With traffic splitting you need to consider authentication and authorization to the shadow cluster. If you're going to be replaying requests, the credentials in that data may be expired.

zengyan-amazon commented 1 year ago

Regarding determine shadow cluster catch up with primary cluster use case. One design I had seen in the past was:

This approach made the request replay a bit complex, but it can avoid the synchronization between primary and shadow to determine if shadow is up-to-date with primary

nknize commented 1 year ago

This approach made the request replay a bit complex, but it can avoid the synchronization...

Replaying history from the translog is largely what CCR does (with some retention lease optimizations). So I'm +1 this design approach.

What I'm suggesting in my comment is we don't build a whole new axel and wheel but design the shadow cluster as an aftermarket accessory to the existing CCR. CCR is already designed to follow a cluster, but (according to this design description) the missing piece is capturing response from the primary.

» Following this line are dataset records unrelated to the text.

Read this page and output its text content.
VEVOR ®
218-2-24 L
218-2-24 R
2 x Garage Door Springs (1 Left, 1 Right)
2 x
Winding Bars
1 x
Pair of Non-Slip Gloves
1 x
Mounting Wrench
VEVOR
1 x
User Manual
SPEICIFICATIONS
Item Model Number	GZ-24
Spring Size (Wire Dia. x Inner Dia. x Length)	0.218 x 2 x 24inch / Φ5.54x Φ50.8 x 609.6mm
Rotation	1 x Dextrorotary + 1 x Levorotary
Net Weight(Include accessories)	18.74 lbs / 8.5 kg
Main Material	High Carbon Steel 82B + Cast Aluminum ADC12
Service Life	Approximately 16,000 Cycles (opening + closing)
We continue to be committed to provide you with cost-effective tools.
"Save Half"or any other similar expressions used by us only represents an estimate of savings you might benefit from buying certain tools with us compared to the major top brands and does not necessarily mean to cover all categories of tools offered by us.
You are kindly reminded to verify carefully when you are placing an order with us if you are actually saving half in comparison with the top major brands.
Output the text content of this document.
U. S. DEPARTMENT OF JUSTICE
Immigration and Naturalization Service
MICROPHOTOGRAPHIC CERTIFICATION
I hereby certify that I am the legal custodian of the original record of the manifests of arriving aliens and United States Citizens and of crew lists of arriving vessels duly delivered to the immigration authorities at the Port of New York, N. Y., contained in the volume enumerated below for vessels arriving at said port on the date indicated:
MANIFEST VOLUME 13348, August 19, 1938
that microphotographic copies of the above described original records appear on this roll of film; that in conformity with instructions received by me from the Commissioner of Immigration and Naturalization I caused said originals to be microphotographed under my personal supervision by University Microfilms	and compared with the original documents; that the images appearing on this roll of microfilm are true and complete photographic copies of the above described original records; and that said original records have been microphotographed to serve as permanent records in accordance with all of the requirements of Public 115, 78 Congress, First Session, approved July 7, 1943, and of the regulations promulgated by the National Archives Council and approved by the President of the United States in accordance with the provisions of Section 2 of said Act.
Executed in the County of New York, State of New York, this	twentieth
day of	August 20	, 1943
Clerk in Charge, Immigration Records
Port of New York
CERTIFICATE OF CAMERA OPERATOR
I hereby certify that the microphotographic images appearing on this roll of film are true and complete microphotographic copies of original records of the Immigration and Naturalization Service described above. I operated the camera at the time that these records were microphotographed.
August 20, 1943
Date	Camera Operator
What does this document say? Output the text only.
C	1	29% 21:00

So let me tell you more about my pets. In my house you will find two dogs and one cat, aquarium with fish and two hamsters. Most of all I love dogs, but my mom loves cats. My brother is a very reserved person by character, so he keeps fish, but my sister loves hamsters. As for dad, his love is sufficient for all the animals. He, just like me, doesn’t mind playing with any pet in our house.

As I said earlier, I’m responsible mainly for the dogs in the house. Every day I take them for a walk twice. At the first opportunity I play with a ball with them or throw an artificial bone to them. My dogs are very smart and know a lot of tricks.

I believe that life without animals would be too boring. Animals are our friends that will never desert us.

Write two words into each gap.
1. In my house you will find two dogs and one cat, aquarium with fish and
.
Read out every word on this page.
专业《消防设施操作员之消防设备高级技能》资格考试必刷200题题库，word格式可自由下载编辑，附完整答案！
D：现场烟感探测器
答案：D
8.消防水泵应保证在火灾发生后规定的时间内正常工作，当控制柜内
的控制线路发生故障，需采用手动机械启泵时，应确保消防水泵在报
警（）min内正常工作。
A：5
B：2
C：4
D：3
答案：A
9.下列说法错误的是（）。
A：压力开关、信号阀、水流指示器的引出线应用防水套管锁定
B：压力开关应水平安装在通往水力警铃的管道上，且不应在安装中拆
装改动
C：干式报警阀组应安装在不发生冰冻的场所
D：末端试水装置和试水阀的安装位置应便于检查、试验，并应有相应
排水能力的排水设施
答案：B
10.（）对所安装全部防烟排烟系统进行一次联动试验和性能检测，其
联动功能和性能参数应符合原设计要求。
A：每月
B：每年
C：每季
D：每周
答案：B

Maybe that's as simple as a new DiscoveryNode that connects to primary just to capture the response and let the "shadow cluster" simply be 1.x/2.x CCR. My comment about designing for segrep is important so we don't spend additional effort perfecting something we can bake into the next segrep CCR design (and deprecate this approach sooner than later).

Work backwards from combining the efforts where possible.

Also, what's the earliest primary version you want to shadow?

chelma commented 1 year ago

Based on the (potentially limited) data I have, the majority of potential migration users are on Elasticsearch 6 or newer. If that assumption holds true, then perhaps it's reasonable to request that any users on older versions of Elastic upgrade to 6.X before proceeding with a migration. Over time, the number of such affected users should naturally approach zero.